Ещё на Благовещение за проскомидией вынимали просфоры, приберегая их к предстоящему севу. И Гапа приберегла несколько частиц. На конике сидел Хфедюшка и тихим голосом живописал картину предстоящего сева:

– Нивы земные сама Богоматерь засевает, с небесной высоты нисходит, Гавриил-архангел соху водит, а конь в запряжке белый, точно голубь, а Мать Пресвятая разбрасывает из золотой кошницы всякое жито пригорышнями… И так и идут они, а в то же время устами безмолвными, сердцем глаголящим молят Господа о ниспослании благословения на будущий урожай.

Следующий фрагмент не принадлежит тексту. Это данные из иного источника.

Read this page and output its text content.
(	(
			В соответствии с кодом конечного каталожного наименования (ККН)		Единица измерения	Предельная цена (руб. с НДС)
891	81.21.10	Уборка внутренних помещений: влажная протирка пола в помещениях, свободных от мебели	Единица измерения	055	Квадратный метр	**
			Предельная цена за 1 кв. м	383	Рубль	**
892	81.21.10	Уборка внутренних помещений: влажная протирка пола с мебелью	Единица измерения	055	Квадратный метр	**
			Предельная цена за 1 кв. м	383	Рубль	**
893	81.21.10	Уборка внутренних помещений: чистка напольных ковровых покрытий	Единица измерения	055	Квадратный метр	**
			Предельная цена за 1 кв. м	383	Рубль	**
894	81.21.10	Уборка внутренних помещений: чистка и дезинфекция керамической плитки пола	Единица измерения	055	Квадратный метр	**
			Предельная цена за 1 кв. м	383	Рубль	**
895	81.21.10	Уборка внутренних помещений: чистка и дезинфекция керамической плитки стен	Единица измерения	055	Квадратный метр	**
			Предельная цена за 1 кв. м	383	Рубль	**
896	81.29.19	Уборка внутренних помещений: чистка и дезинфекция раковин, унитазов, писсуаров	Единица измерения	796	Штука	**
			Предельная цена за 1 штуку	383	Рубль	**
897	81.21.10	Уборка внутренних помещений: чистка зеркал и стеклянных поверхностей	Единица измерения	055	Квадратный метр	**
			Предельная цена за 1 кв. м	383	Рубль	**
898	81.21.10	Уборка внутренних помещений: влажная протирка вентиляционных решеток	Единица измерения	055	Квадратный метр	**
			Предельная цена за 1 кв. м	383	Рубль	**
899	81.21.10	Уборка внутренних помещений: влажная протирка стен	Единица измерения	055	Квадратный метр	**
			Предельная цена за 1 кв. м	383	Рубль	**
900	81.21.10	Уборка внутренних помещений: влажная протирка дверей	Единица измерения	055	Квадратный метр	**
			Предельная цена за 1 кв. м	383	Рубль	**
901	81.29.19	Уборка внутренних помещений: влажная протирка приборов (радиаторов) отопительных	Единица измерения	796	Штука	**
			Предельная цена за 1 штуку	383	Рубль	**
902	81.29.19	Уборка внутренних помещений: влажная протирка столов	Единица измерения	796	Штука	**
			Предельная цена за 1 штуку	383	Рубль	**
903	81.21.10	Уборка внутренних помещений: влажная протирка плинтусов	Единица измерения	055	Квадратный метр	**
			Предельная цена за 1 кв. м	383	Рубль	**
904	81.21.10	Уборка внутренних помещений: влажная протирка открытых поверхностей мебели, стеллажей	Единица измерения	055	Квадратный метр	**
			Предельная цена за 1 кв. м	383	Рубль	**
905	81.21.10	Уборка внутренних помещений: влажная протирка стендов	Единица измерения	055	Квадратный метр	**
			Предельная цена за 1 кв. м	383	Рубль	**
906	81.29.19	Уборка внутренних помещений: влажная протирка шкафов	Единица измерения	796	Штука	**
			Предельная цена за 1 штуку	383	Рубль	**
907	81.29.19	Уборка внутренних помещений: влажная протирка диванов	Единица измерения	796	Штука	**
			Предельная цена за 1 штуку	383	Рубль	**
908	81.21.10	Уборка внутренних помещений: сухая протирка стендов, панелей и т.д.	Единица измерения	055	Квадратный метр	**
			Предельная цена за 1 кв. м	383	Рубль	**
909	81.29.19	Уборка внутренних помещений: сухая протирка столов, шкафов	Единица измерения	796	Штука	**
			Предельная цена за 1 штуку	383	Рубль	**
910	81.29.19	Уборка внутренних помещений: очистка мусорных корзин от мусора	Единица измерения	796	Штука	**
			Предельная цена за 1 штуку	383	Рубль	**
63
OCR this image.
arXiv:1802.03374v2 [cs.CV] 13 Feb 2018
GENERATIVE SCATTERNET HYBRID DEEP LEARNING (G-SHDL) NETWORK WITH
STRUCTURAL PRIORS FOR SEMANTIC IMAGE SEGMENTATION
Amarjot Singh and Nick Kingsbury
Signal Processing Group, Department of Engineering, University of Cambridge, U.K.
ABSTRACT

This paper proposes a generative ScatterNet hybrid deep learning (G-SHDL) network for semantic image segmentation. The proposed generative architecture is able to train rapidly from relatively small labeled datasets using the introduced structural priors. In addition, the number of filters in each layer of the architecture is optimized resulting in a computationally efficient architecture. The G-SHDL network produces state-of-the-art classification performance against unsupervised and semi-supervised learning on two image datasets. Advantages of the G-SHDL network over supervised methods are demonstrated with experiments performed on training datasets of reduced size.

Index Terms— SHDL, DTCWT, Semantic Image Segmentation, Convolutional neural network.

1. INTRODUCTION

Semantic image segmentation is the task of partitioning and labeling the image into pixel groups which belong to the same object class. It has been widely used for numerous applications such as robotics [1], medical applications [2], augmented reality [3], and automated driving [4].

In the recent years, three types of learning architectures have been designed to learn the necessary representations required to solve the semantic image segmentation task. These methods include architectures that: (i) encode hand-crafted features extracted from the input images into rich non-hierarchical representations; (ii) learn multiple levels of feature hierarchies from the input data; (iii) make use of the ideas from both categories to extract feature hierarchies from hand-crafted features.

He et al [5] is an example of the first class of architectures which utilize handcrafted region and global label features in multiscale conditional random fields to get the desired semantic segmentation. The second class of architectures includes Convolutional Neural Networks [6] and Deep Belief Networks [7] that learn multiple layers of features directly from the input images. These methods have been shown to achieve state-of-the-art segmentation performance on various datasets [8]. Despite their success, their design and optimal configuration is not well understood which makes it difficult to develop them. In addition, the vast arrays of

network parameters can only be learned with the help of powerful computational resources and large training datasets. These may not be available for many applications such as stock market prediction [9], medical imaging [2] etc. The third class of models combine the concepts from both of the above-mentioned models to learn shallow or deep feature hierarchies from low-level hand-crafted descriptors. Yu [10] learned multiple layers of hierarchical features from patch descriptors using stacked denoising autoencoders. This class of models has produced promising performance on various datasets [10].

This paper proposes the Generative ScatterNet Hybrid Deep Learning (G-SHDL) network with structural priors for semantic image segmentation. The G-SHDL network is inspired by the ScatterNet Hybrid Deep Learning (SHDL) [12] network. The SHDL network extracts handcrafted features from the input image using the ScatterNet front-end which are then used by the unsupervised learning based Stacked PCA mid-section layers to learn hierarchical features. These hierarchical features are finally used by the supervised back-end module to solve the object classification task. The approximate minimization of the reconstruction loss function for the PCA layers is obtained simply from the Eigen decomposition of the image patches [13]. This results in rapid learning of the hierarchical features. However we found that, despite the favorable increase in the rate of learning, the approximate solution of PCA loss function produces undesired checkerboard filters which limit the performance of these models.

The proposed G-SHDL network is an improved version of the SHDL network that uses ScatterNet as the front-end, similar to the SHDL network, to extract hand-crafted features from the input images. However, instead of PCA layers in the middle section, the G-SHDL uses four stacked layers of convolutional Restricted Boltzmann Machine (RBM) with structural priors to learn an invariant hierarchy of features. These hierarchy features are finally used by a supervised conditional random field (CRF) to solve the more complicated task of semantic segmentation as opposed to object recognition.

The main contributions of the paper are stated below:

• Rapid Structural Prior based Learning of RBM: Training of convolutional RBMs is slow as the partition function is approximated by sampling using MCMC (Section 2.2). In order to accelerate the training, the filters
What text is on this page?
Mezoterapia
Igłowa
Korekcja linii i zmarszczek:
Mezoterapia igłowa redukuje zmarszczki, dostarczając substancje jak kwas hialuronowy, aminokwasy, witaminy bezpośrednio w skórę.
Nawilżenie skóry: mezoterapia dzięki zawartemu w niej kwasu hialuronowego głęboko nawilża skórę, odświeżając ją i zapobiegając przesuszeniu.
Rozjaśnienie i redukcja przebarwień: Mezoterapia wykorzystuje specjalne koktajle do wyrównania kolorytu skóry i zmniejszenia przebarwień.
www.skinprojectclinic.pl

Гапа, занятая своим делом, время от времени оборачивалась и благосклонно кивала.

Вечером она рассказал Сергею Леонидовичу, что Хфедюшка ходил в Санаксары, и там, в мордовских лесах претерпел очередное чудо: заблудившись ночью, по молитве ему даден был свет, и свет шествовал впереди него, пока не вышел он на торную дорогу…

Сергей Леонидович ходил со стариками смотреть землю, нашел её довольно готовой и решил немедленно пахать под овес, но столкнулся с непререкаемым отказом Терентия Скакунова, столь неожиданным в этом разумном человеке.

– На святой, стало быть, не пахать, – твёрдо приговорил он.

– Да отчего же? – изумлялся Сергей Леонидович. – Ведь самое время. Земля-то как просохла, не пересохла бы. Да и овёс любит сев ранний.

На последнее замечание Сергея Леонидовича Скакунов усмехнулся в бороду.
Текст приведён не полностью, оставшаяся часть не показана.